Pride and Prejudice, published in 1813, was Austen’s second novel and perhaps her best loved. The storyline follows a family with five daughters. Though the girls want to marry for love, at least one must marry "well," meaning marry a rich man, for the sake of the family’s financial security.
To think about
Pride and Prejudice in historical-terms, you have to realize that there was a "war of ideas" going on at this time, and boy was it bloody. It was taking place everywhere – in art, politics, society. On one side was the "
Romantic movement," which was a response to the
Enlightenment ideal of rationalism. The Romantics were all, "let’s talk about our
feeeelings" and "let’s return to nature." The Romantics were reacting against the firmly entrenched conservatives who really liked rules, tradition, and the rigid conformity of the scientific method.

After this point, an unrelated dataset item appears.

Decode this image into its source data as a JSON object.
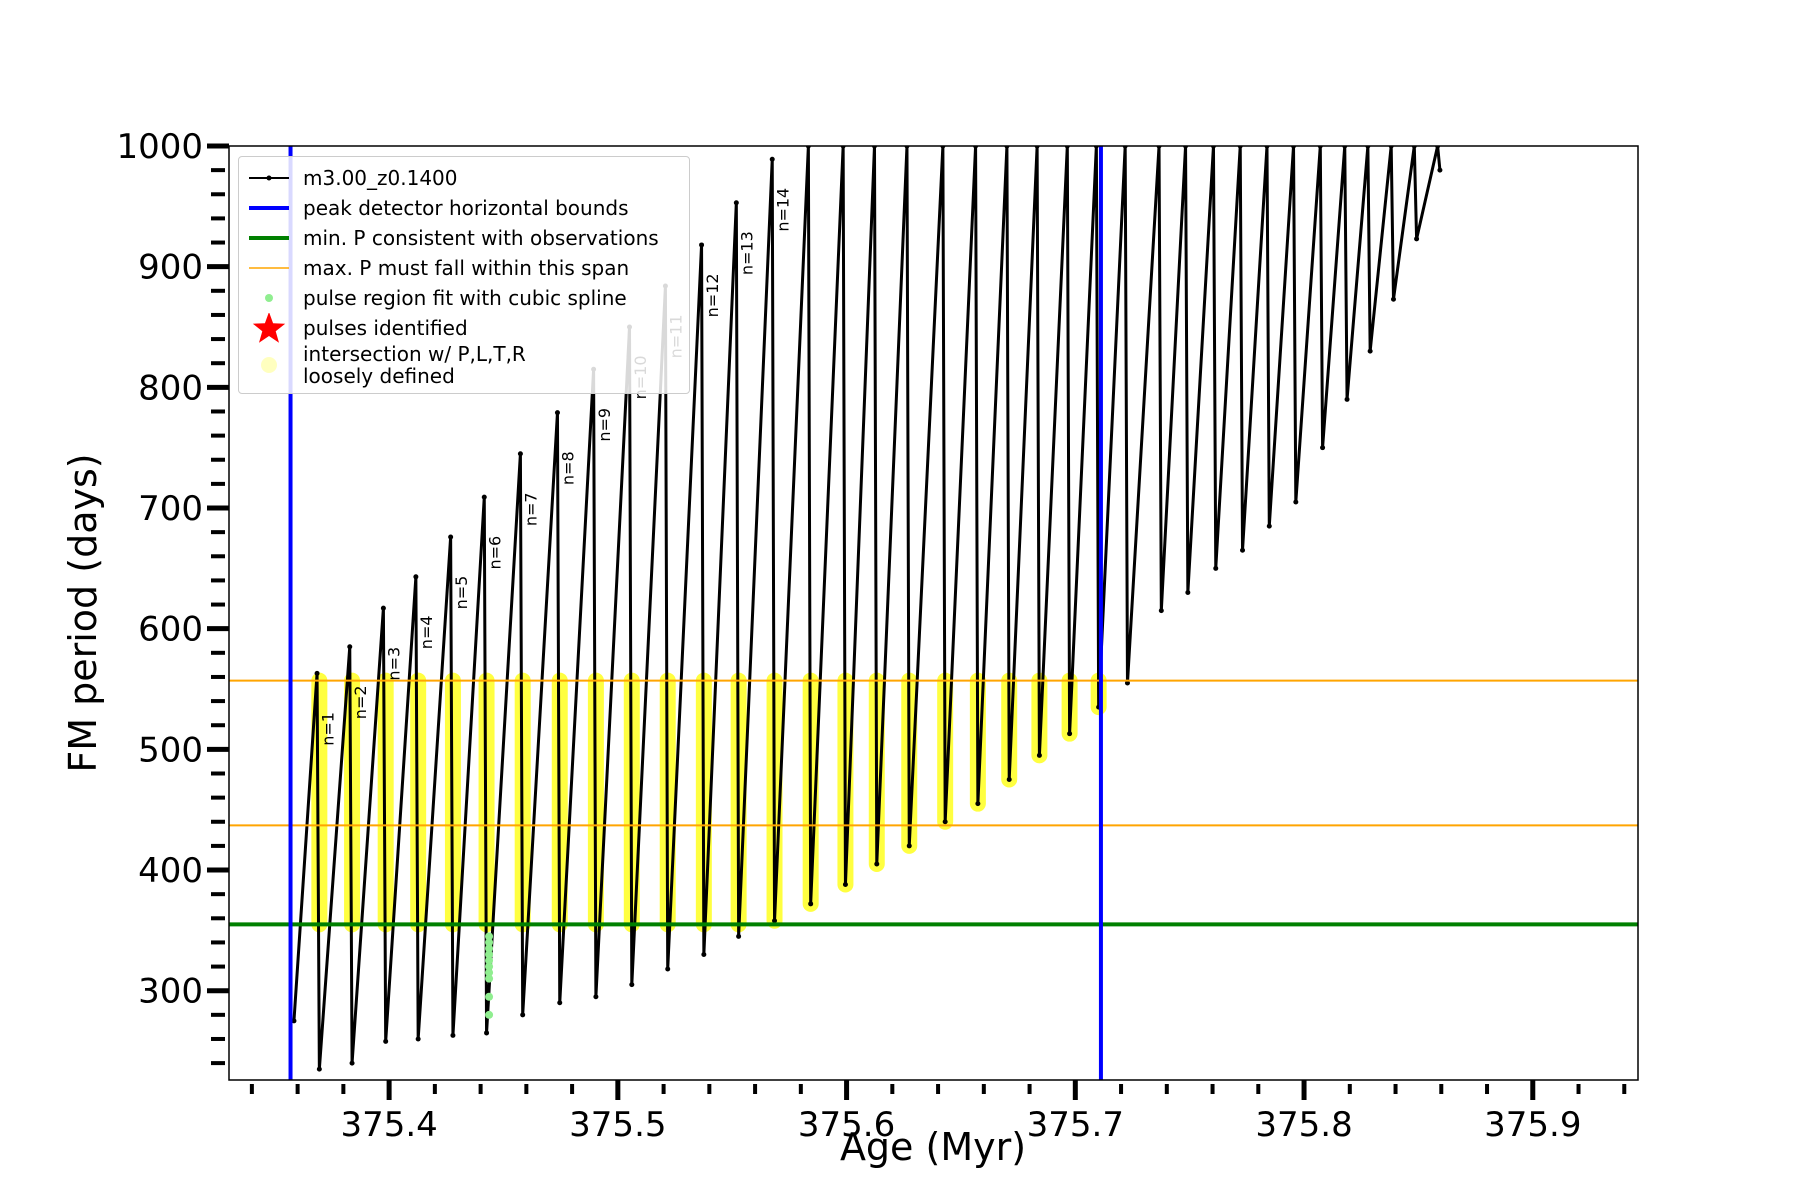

Every day the Romantics would express their ideas, and then the conservatives would express theirs, and the ideas would fight in these mad air battles all over England. But which side was
Pride and Prejudice fighting on? Last we checked, it’s complicated, just like your last relationship status on Facebook.
Pride and Prejudice has some characteristics of the Romantic movement, namely, that it deals with feelings, but love in
Pride and Prejudice is still grounded in a certain kind of rationalism and celebration of human intelligence; Elizabeth and Darcy make sense as a balanced, complementary couple, and it is only after their heads come to terms with their hearts that they are ready to get engaged. So there are at least two reasonable options for thinking about
Pride and Prejudice in the context of this intellectual war: it’s either waving a white flag between the conservatives and the Romantics, or else it’s simply ignoring them altogether.

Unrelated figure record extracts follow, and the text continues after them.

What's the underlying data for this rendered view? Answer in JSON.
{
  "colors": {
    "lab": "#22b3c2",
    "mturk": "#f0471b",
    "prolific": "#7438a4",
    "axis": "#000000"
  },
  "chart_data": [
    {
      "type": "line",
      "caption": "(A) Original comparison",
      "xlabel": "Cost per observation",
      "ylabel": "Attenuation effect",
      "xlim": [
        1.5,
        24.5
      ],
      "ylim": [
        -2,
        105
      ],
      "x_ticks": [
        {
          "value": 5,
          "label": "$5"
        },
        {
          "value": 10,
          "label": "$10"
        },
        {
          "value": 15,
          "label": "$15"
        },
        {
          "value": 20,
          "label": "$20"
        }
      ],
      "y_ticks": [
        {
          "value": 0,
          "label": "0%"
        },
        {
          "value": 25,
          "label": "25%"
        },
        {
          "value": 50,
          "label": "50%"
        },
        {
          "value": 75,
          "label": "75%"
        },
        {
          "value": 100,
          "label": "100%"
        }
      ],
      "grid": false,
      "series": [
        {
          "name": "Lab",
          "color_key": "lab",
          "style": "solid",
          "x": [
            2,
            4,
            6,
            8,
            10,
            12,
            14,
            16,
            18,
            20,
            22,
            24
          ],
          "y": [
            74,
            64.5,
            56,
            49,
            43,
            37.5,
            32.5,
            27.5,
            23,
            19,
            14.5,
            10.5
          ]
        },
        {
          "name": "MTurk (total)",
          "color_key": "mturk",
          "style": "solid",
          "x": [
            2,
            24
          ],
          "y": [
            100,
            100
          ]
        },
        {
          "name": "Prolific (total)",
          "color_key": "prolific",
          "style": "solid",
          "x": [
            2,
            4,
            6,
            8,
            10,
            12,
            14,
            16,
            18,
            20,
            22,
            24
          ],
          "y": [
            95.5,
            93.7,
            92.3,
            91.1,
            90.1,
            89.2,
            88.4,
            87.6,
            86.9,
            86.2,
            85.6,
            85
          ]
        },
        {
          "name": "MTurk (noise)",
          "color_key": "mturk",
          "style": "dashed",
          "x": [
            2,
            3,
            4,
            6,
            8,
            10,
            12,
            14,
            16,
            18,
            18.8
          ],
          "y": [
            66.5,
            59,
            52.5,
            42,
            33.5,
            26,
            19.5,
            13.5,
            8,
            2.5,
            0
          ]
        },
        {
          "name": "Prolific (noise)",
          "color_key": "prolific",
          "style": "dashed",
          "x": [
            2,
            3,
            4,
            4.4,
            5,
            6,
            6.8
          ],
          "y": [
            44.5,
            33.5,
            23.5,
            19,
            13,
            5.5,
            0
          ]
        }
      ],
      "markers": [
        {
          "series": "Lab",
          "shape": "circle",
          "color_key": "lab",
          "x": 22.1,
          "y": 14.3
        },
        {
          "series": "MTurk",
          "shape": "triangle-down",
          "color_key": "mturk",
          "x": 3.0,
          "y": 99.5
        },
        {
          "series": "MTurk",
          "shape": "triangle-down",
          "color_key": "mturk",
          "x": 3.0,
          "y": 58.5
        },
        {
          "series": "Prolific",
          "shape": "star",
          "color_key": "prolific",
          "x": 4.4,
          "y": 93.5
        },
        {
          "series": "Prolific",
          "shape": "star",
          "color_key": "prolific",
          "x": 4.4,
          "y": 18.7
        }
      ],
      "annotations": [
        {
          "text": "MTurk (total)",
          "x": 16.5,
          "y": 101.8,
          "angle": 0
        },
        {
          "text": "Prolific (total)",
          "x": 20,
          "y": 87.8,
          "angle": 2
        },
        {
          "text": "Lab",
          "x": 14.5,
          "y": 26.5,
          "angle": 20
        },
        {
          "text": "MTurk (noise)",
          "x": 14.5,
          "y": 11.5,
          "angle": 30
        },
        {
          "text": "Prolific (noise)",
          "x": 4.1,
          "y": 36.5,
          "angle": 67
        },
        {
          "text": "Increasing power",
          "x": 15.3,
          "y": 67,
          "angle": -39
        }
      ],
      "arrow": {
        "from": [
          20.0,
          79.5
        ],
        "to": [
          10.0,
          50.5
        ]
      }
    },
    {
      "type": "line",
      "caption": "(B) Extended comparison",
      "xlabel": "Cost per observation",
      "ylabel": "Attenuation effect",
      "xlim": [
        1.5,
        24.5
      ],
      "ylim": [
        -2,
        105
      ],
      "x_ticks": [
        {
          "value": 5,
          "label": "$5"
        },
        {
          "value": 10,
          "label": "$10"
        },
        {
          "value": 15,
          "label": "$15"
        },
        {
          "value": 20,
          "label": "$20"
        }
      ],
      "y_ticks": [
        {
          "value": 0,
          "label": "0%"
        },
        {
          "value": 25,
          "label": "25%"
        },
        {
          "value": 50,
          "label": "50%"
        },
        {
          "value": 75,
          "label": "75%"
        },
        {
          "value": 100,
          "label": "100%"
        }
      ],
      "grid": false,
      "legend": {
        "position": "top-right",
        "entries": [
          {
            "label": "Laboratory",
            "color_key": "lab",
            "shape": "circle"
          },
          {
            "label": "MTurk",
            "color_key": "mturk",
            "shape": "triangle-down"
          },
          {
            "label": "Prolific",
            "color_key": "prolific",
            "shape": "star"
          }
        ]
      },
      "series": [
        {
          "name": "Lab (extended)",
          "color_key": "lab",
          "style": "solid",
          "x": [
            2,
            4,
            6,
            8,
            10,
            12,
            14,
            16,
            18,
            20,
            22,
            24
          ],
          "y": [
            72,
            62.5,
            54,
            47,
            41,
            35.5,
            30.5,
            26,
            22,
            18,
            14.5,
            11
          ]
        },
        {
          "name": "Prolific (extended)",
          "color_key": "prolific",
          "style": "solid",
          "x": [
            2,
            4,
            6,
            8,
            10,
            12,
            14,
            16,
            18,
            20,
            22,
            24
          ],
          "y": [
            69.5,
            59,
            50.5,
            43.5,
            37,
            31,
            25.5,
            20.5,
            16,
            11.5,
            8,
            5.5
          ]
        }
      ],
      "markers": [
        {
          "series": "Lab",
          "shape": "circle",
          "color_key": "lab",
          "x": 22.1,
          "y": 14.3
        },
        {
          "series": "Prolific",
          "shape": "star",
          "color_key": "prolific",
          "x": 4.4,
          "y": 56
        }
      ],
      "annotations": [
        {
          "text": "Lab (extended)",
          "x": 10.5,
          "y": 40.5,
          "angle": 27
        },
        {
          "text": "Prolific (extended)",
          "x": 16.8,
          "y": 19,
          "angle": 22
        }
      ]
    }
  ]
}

But wait! There was another war. Well, maybe it was more like a friendly discussion. This conflict was going on in the literary world, where the novel was just growing up. There were two decisions a writer could take during this time – she could focus on developing her characters’ tortured inner lives so we could read all about their psychological torment, or she could focus on developing awesome storylines with great action sequences.
Pride and Prejudice was one of the first novels to bring both of these together – the characters’ complex inner lives don’t prevent them from living within an interesting plot. Austen weaves the two together skillfully by giving the less important characters a similarly less interesting inner life – Lydia’s character and her elopement, for example, is used to demonstrate the depth of Darcy’s commitment to Elizabeth and her family. By synthesizing these two novel forms, Austen helped the modern novel grow up.